Overview
Proposals V2 is NextStage’s end-to-end proposal development workspace. It provides a structured workflow that guides teams from initial solicitation analysis through Pink Team draft generation, ensuring alignment with requirements, compliance, and organizational standards.
The Proposals workspace enables teams to centralize inputs, validate requirements, and collaboratively build a structured draft for review and submission.
Key Benefits
Proposals V2 helps teams:
Develop proposals within a structured, guided workspace
Maintain human oversight and control at every stage
Reduce manual effort associated with shredding and outline creation
Ensure proposal content aligns with solicitation requirements
Leverage past performance, win themes, and key personnel effectively
Generate a Pink Team draft ready for structured review and refinement
Proposal Workflow Stages
The Proposals workspace is organized into the following stages. You can follow the full guided workflow or work within individual stages based on your team’s process.
1. Document Package
Start here to streamline your proposal setup. Upload all relevant RFP documents in one place, tag them by document type, and run the workflow.
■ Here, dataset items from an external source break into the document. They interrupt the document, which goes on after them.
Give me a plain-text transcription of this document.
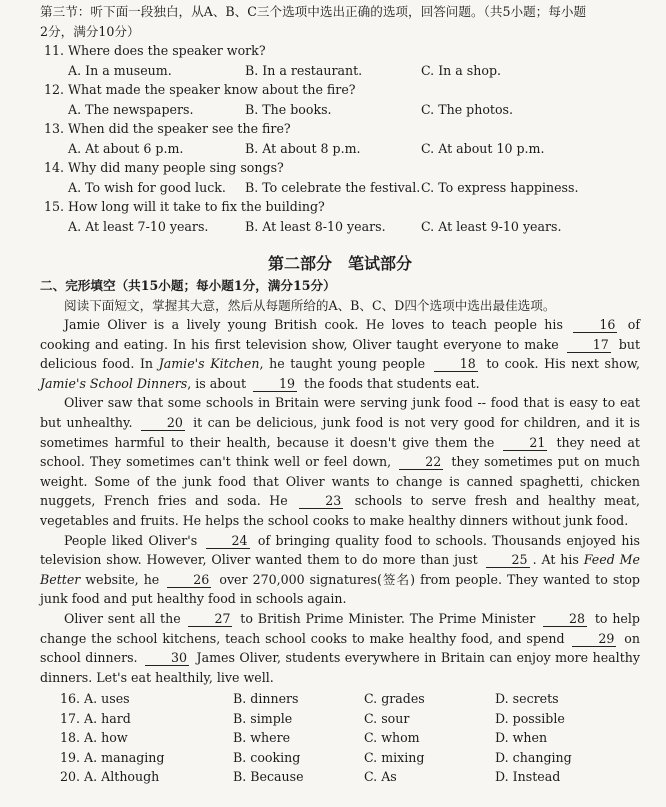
第三节：听下面一段独白，从A、B、C三个选项中选出正确的选项，回答问题。（共5小题；每小题
2分，满分10分）
11. Where does the speaker work?
A. In a museum.	B. In a restaurant.	C. In a shop.
12. What made the speaker know about the fire?
A. The newspapers.	B. The books.	C. The photos.
13. When did the speaker see the fire?
A. At about 6 p.m.	B. At about 8 p.m.	C. At about 10 p.m.
14. Why did many people sing songs?
A. To wish for good luck.	B. To celebrate the festival. C. To express happiness.
15. How long will it take to fix the building?
A. At least 7-10 years.	B. At least 8-10 years.	C. At least 9-10 years.
第二部分　笔试部分
二、完形填空（共15小题；每小题1分，满分15分）
阅读下面短文，掌握其大意，然后从每题所给的A、B、C、D四个选项中选出最佳选项。
Jamie Oliver is a lively young British cook. He loves to teach people his	16 of cooking and eating. In his first television show, Oliver taught everyone to make	17 but delicious food. In Jamie's Kitchen, he taught young people	18 to cook. His next show, Jamie's School Dinners, is about	19 the foods that students eat.
Oliver saw that some schools in Britain were serving junk food -- food that is easy to eat but unhealthy.	20 it can be delicious, junk food is not very good for children, and it is sometimes harmful to their health, because it doesn't give them the	21 they need at school. They sometimes can't think well or feel down,	22 they sometimes put on much weight. Some of the junk food that Oliver wants to change is canned spaghetti, chicken nuggets, French fries and soda. He	23 schools to serve fresh and healthy meat, vegetables and fruits. He helps the school cooks to make healthy dinners without junk food.
People liked Oliver's	24 of bringing quality food to schools. Thousands enjoyed his television show. However, Oliver wanted them to do more than just	25 . At his Feed Me Better website, he	26 over 270,000 signatures(签名) from people. They wanted to stop junk food and put healthy food in schools again.
Oliver sent all the	27 to British Prime Minister. The Prime Minister	28 to help change the school kitchens, teach school cooks to make healthy food, and spend	29 on school dinners.	30 James Oliver, students everywhere in Britain can enjoy more healthy dinners. Let's eat healthily, live well.
16. A. uses	B. dinners	C. grades	D. secrets
17. A. hard	B. simple	C. sour	D. possible
18. A. how	B. where	C. whom	D. when
19. A. managing	B. cooking	C. mixing	D. changing
20. A. Although	B. Because	C. As	D. Instead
This step will automatically:
Parse and analyze your documents
Extract requirements
Distribute content across downstream stages
Generate an initial proposal structure
You can then review and refine each section as needed.
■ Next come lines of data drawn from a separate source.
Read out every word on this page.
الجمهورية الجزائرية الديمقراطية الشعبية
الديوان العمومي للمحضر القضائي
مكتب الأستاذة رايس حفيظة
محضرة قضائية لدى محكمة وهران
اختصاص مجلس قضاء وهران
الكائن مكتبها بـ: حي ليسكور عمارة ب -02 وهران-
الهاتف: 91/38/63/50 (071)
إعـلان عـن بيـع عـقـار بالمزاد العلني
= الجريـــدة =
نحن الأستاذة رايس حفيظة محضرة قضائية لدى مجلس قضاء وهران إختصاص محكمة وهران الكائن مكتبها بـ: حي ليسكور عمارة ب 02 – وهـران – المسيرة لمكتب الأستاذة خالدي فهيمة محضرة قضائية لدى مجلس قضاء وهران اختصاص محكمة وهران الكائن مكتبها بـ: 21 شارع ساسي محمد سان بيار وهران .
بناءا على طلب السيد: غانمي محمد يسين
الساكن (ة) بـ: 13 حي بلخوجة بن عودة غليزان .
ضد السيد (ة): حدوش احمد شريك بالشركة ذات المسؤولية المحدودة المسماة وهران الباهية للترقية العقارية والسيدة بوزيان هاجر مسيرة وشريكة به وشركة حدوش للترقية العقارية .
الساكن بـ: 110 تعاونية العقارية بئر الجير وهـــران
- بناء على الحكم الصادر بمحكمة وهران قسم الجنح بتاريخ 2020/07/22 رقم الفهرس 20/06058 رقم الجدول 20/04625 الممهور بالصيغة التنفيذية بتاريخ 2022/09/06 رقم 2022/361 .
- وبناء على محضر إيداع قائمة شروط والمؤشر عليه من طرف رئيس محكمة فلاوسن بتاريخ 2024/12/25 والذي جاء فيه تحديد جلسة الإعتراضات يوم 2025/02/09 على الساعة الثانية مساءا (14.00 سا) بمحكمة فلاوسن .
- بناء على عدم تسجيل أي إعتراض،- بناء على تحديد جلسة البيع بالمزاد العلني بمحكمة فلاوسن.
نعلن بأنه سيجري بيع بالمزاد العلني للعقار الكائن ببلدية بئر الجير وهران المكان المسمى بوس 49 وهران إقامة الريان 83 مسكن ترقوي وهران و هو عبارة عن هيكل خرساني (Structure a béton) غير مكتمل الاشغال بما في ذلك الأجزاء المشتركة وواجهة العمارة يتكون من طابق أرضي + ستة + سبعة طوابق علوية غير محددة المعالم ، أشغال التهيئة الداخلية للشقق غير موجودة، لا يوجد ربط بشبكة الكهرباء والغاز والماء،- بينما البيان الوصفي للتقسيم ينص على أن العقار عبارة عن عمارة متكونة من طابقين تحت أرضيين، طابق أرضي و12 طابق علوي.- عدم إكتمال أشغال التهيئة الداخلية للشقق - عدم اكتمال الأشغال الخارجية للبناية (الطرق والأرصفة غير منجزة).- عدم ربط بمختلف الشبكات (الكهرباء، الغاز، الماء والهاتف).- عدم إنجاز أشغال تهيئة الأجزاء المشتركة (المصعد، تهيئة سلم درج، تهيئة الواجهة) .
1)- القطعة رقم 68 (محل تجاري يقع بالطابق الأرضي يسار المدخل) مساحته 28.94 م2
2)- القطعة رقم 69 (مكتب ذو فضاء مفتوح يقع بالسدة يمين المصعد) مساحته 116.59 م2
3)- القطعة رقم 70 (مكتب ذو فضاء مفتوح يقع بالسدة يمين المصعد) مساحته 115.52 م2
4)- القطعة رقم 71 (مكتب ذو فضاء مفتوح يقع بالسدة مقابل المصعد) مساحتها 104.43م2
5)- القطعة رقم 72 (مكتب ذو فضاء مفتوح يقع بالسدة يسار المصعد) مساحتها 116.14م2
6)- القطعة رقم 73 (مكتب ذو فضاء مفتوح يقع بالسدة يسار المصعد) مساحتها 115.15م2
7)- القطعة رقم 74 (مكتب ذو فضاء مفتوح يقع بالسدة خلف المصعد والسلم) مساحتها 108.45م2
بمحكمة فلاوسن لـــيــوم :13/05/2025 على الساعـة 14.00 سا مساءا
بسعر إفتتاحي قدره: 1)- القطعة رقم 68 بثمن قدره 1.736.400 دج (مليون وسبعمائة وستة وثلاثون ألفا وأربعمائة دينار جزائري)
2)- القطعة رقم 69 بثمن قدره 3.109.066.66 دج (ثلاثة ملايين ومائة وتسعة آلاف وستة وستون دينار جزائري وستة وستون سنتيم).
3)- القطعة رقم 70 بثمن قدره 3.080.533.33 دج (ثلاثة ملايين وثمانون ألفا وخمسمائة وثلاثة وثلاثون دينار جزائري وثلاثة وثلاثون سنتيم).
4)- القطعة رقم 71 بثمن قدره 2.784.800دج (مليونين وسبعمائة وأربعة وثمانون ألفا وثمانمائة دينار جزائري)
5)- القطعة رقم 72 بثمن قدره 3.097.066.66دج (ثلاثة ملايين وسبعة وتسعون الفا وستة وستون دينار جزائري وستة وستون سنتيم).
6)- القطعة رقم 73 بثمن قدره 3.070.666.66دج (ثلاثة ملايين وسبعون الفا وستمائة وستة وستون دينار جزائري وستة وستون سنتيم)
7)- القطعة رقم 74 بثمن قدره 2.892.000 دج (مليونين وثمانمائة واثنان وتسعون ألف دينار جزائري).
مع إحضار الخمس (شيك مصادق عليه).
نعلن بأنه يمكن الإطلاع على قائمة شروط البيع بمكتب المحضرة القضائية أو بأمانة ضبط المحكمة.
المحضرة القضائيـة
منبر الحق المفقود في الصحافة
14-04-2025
Not sure if you should start here? See guidance below.
When should I use Document Package vs manual upload?
Use Document Package when you want to move fast and stay structured:
You have a full RFP package (RFP, PWS/SOW, amendments, attachments)
You want automatic requirement extraction and outline generation
You prefer a guided, end-to-end workflow
You want stronger alignment across compliance, outline, and draft
Use manual upload when you need more control or flexibility:
You are working from partial or early-stage materials (RFI, draft SOW, notes)
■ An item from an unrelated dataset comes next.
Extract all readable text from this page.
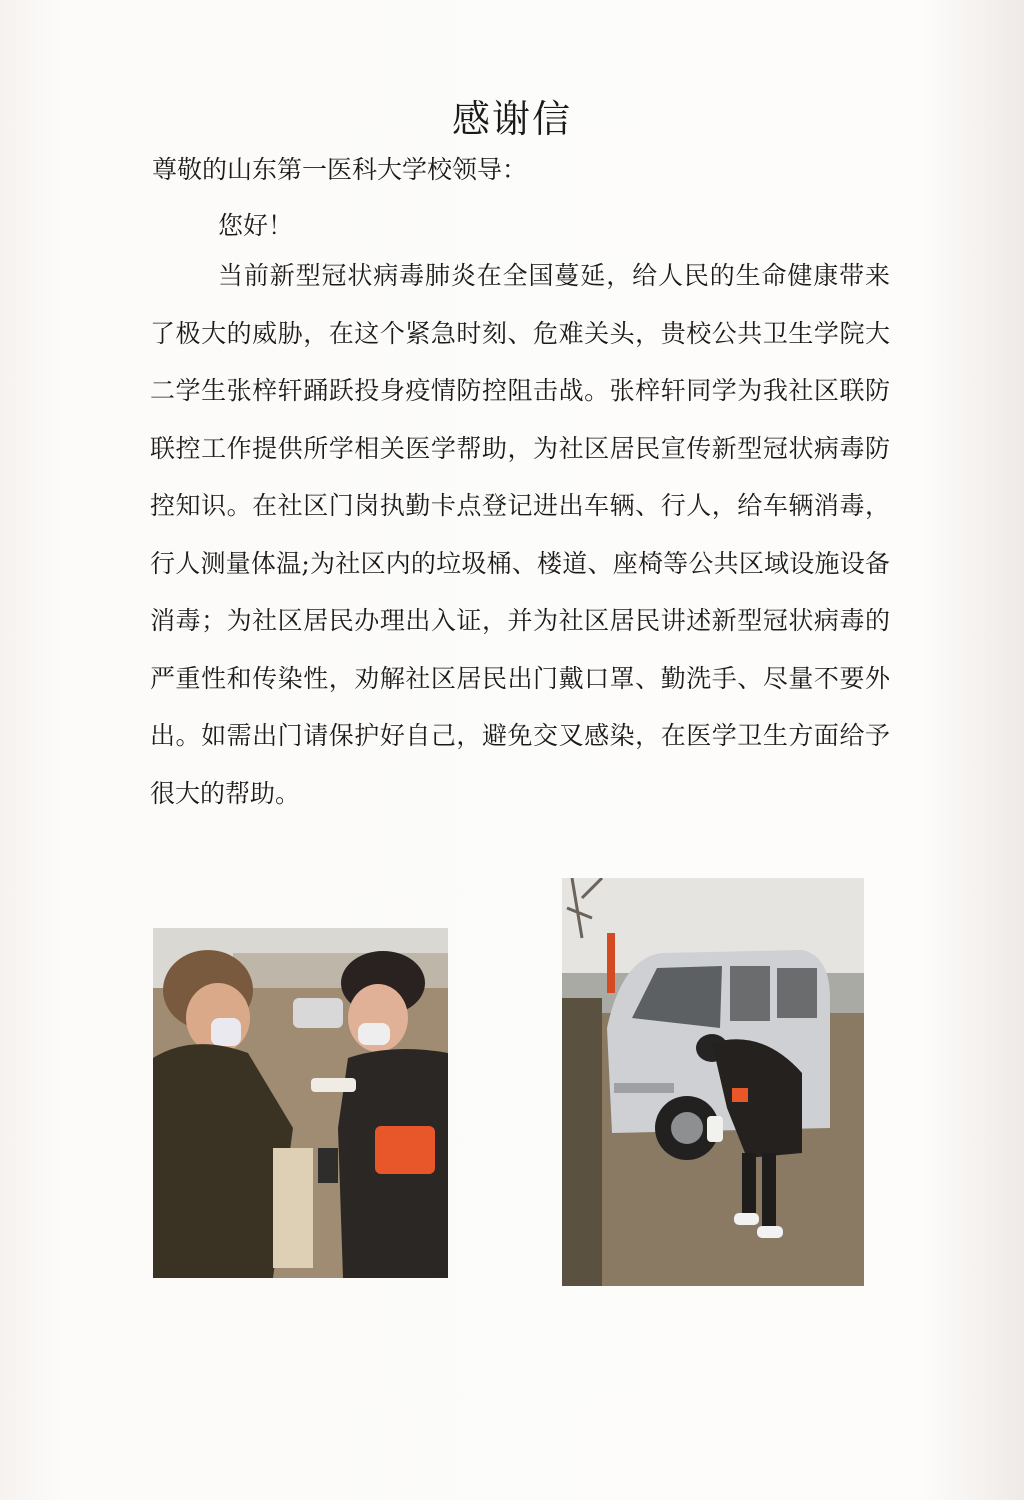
感谢信
尊敬的山东第一医科大学校领导：
您好！

当前新型冠状病毒肺炎在全国蔓延，给人民的生命健康带来了极大的威胁，在这个紧急时刻、危难关头，贵校公共卫生学院大二学生张梓轩踊跃投身疫情防控阻击战。张梓轩同学为我社区联防联控工作提供所学相关医学帮助，为社区居民宣传新型冠状病毒防控知识。在社区门岗执勤卡点登记进出车辆、行人，给车辆消毒，行人测量体温;为社区内的垃圾桶、楼道、座椅等公共区域设施设备消毒；为社区居民办理出入证，并为社区居民讲述新型冠状病毒的严重性和传染性，劝解社区居民出门戴口罩、勤洗手、尽量不要外出。如需出门请保护好自己，避免交叉感染，在医学卫生方面给予很大的帮助。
You only need to update a specific stage
You prefer to build incrementally
You are revising an existing proposal
Best practice:
For full proposals, start with Document Package to establish structure and coverage, then refine each stage manually. This gives you both speed and control.
2. Capabilities Matrix
Connect your capabilities to each requirement to ensure clear alignment, strengthen your response, and highlight discriminators.
3. Win Themes
Define strategic messaging that aligns your organization’s strengths with customer priorities and evaluation criteria.
4. Past Performances
Select and align relevant past performance references that support proposal credibility and evaluation strength.
5. Solutions / Technical Task Areas
Develop technical and management approaches aligned with solicitation requirements and performance objectives.
6. Key Personnel
Assign key personnel and associate resumes, certifications, and qualifications to relevant proposal sections.
7. Outline
Generate and refine the proposal structure, including volume organization and section hierarchy.
8. Pink Team Draft
Generate a structured Word document draft that integrates proposal content, outline structure, and organizational templates for formal review.
Prerequisites and Recommended Setup
To get the most out of the workflow, ensure the following are prepared:
Past Performance Records:
Opportunities tied to existing contracts should have the Outcome field marked as Won
This allows the system to associate contracts with Past Performance references
Team and Role Assignments:
Ensure team members are assigned within Won opportunities
This enables accurate designation of roles such as Prime or Subcontractor
Key Personnel Information:
Prepare the following:
Resume documents (.docx or .pdf)
Certifications and qualifications
Skills and role descriptions
This ensures accurate alignment with proposal requirements and staffing plans.
Expected Outcome
Following this workflow results in a structured Pink Team draft that integrates validated requirements, aligned proposal content, and organizational formatting.
This draft serves as the foundation for formal review, refinement, and final submission.